I can prepare a fresh, hot meal for him. I know that he is eating it, and that what he is eating is nutritious.
Lunch at home is so much better than lunch in a large room with high ceilings, packed with 60 or more yelling kids, where the noise is almost unbearable, and there is a strict time limit on eating.

It was one of my main frustrations while he was in public school.
I believe his entire third grade year he never touched a bite of his lunch. He always said he didn't have enough time.
I know that from the view of the teachers and paras there was plenty of time. And for the kids who are big eaters, there was time. But for my kid, who is so effected by noise and chaos, and time limits, there was never enough time.

Now there is plenty of time, and no limit. He eats until he is full.

Tuesday, December 3, 2013

Research takes a turn, and it's a beautiful thing

I've been feeling like we're falling "behind" in a way. We are behind according to my lesson plan schedule, which only means just that.

We took a week off for our Disney World vacation. Then we took off a few days for Thanksgiving. (There was no way I could do any prep for homeschool and prep in the kitchen for hosting 12 guests.)

I was ready to dive back into homeschool yesterday and pound it out, but Sean got sick and spent yesterday lounging until his math instructor arrived.

So today I was determined to get him back in the groove of work plans, materials, and pencils and paper. But he slept most of the day again, and I wasn't feeling well either.

When he finally got up I went over the schedule for the week with him and said since he has chosen Thursday as our science day he needed to do some research ahead of time. I wanted him to look up information on Isaac Newton and Albert Einstein. He was free to use the computer today because we couldn't get to the library, since we were both not feeling well.

I've found some wonderful science projects for him to choose from, but before we begin those I want him to understand the science behind them. I've got nine science projects printed off and they include some work on friction and gravity, and how light travels.
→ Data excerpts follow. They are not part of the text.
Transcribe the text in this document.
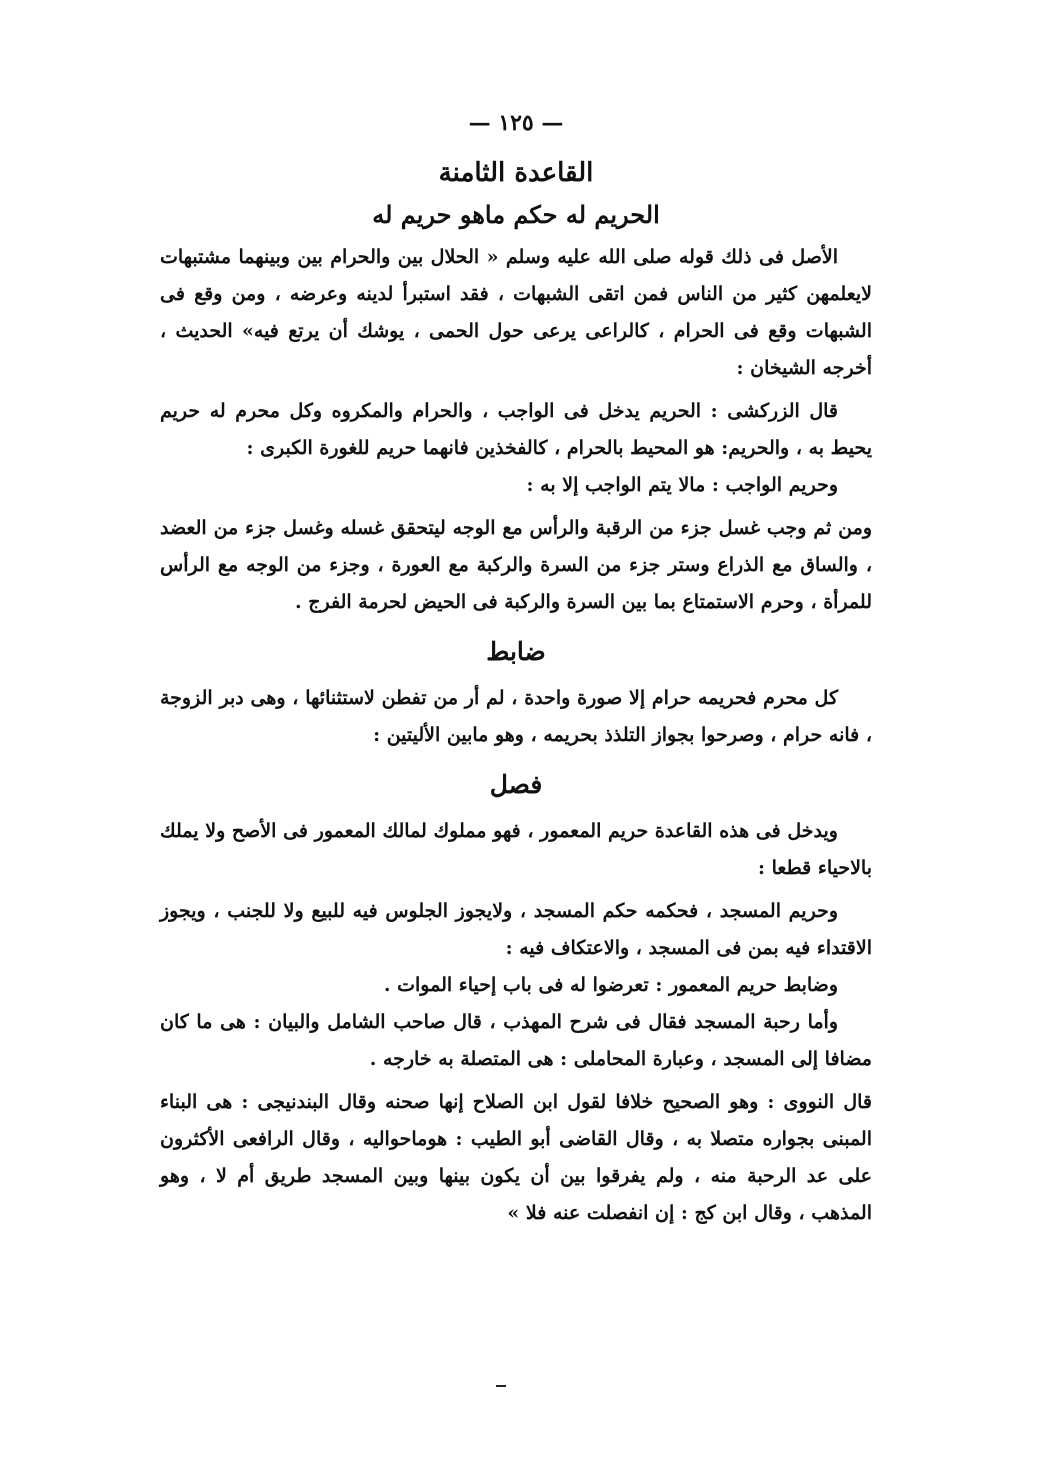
— ١٢٥ —
القاعدة الثامنة
الحريم له حكم ماهو حريم له

الأصل فى ذلك قوله صلى الله عليه وسلم « الحلال بين والحرام بين وبينهما مشتبهات لايعلمهن كثير من الناس فمن اتقى الشبهات ، فقد استبرأ لدينه وعرضه ، ومن وقع فى الشبهات وقع فى الحرام ، كالراعى يرعى حول الحمى ، يوشك أن يرتع فيه» الحديث ، أخرجه الشيخان :

قال الزركشى : الحريم يدخل فى الواجب ، والحرام والمكروه وكل محرم له حريم يحيط به ، والحريم: هو المحيط بالحرام ، كالفخذين فانهما حريم للغورة الكبرى :

وحريم الواجب : مالا يتم الواجب إلا به :

ومن ثم وجب غسل جزء من الرقبة والرأس مع الوجه ليتحقق غسله وغسل جزء من العضد ، والساق مع الذراع وستر جزء من السرة والركبة مع العورة ، وجزء من الوجه مع الرأس للمرأة ، وحرم الاستمتاع بما بين السرة والركبة فى الحيض لحرمة الفرج .

ضابط

كل محرم فحريمه حرام إلا صورة واحدة ، لم أر من تفطن لاستثنائها ، وهى دبر الزوجة ، فانه حرام ، وصرحوا بجواز التلذذ بحريمه ، وهو مابين الأليتين :

فصل

ويدخل فى هذه القاعدة حريم المعمور ، فهو مملوك لمالك المعمور فى الأصح ولا يملك بالاحياء قطعا :

وحريم المسجد ، فحكمه حكم المسجد ، ولايجوز الجلوس فيه للبيع ولا للجنب ، ويجوز الاقتداء فيه بمن فى المسجد ، والاعتكاف فيه :

وضابط حريم المعمور : تعرضوا له فى باب إحياء الموات .

وأما رحبة المسجد فقال فى شرح المهذب ، قال صاحب الشامل والبيان : هى ما كان مضافا إلى المسجد ، وعبارة المحاملى : هى المتصلة به خارجه .

قال النووى : وهو الصحيح خلافا لقول ابن الصلاح إنها صحنه وقال البندنيجى : هى البناء المبنى بجواره متصلا به ، وقال القاضى أبو الطيب : هوماحواليه ، وقال الرافعى الأكثرون على عد الرحبة منه ، ولم يفرقوا بين أن يكون بينها وبين المسجد طريق أم لا ، وهو المذهب ، وقال ابن كج : إن انفصلت عنه فلا »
He pulled out his note cards and was getting information about Isaac Newton, then something happened and he left the room. I was busy looking through photos of our trip to Florida. He came over and spotted a picture of a spider that we took at Disney World. As we were walking along one of the bridges he spied it on its web suspended between two tall bushes. I almost couldn't see it. He wanted a picture of it so bad, but it wasn't showing up well in the picture until I positioned the camera so that the background was the sky. We both had worked hard to get a good picture of it.  It was different than any spiders we have seen here, and had spikes on it's back.

That picture sparked his interest and he wanted to try to find out what kind of spider it is. And that led to another page with a different spider called a Yellow Sac Spider. He decided he wanted to do a report on venomous spiders. He worked for quite some time writing down all of the information about the Yellow Sac Spider on his note cards, and presented his information to Chuck when he arrived home from work.

As he was doing his research, he was reading some of it out loud to me. He came across the words necrotic lesion. I asked what does that mean? Sounding as genuine as possible. He gave a guess, and I said can you click on the magnifying glass in the corner of the screen and type in dictionary. Then type in that word for me, necrotic. He did it, and read off what it said. Then on his own he typed in lesion. And he put those meanings together and realized that would be one horrible spider bite. (On top of that it is associated with MRSA.)

It turns out we have those spiders in the Pacific Northwest.

So, although he didn't get the Isaac Newton work finished today, I decided to follow the child, and let him work on something that has been his passion for a long time. He does love arachnids. I was reminded of how engrossed in his work he will get when it is something he has chosen.

This work gave him some new vocabulary words, and he practiced writing a report and presenting it.

But we will get to Isaac Newton and Albert Einstein. I just have to find a way to get him to choose the work.